We must first note that, as a general rule, no appeal lies from an order entered on consent (see Matter of Lowe v Bonelli, 129 AD3d 1135, 1136 [2015]; Matter of Hardnett v John, 85 AD3d 1501, 1501 [2011]). Further, although Family Court cannot relegate the AFC to a meaningless role, the AFC cannot veto a proposed settlement reached by the parties, particularly after the AFC, as here, was given a full and fair opportunity to list objections to the proposed arrangement on the record (see Matter of McDermott v Bale, 94 AD3d 1542, 1543 [2012]; compare Matter of Figueroa v Lopez, 48 AD3d 906, 907 [2008]).

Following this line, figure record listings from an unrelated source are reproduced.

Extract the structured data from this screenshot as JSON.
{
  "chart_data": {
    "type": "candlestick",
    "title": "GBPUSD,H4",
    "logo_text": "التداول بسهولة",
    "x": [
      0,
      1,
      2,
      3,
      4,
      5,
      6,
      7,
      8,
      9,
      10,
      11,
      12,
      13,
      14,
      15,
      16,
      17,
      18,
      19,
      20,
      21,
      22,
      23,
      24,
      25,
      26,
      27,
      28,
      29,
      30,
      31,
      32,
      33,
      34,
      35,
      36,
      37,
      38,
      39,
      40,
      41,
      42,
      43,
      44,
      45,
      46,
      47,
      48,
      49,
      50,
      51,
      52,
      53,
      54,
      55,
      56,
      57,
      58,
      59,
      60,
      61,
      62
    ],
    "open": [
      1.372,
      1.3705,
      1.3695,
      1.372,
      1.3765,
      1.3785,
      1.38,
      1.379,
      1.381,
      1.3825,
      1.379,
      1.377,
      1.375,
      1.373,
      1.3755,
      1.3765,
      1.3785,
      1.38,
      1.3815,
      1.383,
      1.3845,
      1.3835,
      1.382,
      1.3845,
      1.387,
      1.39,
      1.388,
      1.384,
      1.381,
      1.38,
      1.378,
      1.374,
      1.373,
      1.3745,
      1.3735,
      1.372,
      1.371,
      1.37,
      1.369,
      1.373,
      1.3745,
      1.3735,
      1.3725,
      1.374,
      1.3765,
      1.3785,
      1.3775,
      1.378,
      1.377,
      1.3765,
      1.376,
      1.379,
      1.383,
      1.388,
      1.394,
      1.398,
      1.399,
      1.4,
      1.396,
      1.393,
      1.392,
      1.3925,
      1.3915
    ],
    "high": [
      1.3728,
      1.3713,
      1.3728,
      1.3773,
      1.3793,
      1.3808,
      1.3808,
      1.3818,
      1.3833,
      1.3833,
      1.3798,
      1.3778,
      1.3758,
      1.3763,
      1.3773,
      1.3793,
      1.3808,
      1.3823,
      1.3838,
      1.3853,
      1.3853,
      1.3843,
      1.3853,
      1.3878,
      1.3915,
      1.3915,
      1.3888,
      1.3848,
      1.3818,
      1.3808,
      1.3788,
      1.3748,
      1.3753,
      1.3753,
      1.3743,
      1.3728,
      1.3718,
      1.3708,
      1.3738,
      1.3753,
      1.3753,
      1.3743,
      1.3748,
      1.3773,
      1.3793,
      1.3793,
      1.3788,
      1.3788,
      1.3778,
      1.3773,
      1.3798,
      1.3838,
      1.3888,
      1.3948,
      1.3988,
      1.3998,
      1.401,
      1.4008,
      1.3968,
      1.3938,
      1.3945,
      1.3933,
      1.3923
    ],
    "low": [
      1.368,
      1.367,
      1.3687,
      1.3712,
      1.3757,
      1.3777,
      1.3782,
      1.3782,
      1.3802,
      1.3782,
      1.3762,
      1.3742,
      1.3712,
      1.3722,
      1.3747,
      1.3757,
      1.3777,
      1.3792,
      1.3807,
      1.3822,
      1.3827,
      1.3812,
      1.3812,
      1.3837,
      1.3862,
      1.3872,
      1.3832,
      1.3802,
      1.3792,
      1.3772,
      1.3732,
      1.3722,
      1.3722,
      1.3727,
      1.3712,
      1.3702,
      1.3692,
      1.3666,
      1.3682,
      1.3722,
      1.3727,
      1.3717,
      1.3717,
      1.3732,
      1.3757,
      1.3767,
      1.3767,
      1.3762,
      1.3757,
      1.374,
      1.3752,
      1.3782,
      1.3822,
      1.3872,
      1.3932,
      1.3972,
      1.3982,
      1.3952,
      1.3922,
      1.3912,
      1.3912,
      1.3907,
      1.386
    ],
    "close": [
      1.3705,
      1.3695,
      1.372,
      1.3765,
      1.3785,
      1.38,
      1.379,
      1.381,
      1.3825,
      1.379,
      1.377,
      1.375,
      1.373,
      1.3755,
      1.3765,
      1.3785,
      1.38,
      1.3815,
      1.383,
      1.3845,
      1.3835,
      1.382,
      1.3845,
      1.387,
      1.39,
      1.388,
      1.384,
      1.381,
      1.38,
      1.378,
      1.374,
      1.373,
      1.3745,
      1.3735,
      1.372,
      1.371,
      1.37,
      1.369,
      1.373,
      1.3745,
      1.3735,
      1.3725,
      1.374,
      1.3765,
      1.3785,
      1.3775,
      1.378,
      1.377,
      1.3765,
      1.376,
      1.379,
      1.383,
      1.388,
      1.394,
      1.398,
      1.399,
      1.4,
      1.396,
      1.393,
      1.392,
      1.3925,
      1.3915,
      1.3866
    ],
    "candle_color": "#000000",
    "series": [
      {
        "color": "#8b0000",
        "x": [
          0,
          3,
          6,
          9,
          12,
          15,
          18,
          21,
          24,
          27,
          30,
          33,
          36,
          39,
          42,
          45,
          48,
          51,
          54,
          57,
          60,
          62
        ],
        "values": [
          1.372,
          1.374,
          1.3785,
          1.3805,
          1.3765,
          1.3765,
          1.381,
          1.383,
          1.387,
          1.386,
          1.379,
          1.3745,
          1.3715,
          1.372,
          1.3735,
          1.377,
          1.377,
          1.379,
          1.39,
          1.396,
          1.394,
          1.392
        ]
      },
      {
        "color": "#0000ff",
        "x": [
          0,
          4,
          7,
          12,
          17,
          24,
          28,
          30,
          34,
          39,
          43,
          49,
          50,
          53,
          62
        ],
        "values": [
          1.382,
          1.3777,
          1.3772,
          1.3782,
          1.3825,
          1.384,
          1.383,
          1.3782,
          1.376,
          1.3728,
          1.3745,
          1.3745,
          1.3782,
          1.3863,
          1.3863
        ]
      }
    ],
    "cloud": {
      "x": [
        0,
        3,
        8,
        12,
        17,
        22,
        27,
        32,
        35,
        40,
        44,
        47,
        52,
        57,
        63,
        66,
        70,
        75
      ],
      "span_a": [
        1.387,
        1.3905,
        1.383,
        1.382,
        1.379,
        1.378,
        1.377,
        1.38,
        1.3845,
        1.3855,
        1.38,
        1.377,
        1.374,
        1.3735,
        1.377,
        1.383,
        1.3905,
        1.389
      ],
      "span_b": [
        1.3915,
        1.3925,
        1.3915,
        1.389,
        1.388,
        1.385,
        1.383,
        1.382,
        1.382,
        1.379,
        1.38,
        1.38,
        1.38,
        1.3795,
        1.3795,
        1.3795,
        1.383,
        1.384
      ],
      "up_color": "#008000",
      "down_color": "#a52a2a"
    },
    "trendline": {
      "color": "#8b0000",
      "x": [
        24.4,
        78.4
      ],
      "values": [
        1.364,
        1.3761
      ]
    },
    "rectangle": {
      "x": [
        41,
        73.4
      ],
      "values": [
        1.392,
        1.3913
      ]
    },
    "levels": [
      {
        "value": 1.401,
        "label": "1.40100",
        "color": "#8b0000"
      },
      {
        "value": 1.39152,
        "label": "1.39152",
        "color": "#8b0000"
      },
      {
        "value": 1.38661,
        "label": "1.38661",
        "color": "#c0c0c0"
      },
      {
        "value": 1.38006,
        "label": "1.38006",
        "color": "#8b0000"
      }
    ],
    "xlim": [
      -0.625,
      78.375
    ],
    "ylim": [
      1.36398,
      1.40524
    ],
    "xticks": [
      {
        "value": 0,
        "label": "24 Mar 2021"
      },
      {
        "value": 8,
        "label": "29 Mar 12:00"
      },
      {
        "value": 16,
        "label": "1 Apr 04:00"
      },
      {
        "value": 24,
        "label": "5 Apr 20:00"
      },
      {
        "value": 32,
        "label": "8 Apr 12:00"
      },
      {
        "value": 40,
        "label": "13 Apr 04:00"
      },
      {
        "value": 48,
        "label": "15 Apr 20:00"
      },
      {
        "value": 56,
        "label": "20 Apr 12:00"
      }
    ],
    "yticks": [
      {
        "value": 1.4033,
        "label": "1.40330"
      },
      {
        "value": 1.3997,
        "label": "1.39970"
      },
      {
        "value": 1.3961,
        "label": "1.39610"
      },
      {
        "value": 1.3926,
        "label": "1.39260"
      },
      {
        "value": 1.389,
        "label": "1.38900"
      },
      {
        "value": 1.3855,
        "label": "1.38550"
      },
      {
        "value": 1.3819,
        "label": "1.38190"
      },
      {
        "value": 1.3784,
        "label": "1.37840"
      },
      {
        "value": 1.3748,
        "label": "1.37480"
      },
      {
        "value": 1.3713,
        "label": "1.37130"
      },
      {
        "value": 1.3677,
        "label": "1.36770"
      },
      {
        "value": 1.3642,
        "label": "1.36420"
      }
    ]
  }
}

Here, however, we find substantial cause to question the validity of the mother's consent to Family Court's order. In the course of the appearances, the parties all appeared to acknowledge that the mother lacks the ability to care for the child on her own due to some disability, although the mother's attorney objected to such a characterization in the absence of a legal determination. The AFC expressed concern about the effect of this disability on the mother's "ability to . . . consent to anything." Further, Family Court stated that "[the mother is] not in a position to make decisions." In our view, this statement directly and expressly calls into question the mother's ability to consent to the modification order (see Wagner v Wagner, 156 AD2d 963, 964 [1989]). In this context, the troubling allegations of inappropriate sexual contact raised by the AFC are particularly serious and significant. Our limited record thus does not demonstrate that the mother's consent to the order was valid and, if not, that the court had "sufficient information to undertake a comprehensive independent review of the child's best interests" (Matter of Horowitz v Horowitz, 154 AD3d 1207, 1208 [2017] [internal quotation marks and citations omitted]).[FN4] Accordingly, in these highly unusual circumstances, we remit for a hearing and further development of the record on the issue of the mother's ability to consent, and, if necessary, as to whether the custody proposal meets the requisite standard of promoting the best interests of the child.

Mulvey, Devine, Pritzker and Colangelo, JJ., concur. Ordered that the order is reversed, on the law, without costs, and matter remitted to the Family Court of Albany County for further proceedings not inconsistent with this Court's decision, and, pending said proceedings, the terms of said order shall remain in effect on a temporary basis.

Footnotes


Footnote 1:Although not clearly stated upon the record, it appears that the great aunt was no longer capable of caring for the child.

Footnote 2:An attorney's conference was held in April 2018, but no record was made.

Footnote 3:The aunt and the mother filed briefs supporting Family Court's order, and the great aunt filed a brief supporting the AFC's position. The great aunt did not separately file a notice of appeal or raise any arguments that were not addressed in the AFC's appeal.

Footnote 4:There is reference to an investigation conducted pursuant to Family Ct Act § 1034; the report was apparently within the court's file, but was not made part of our record.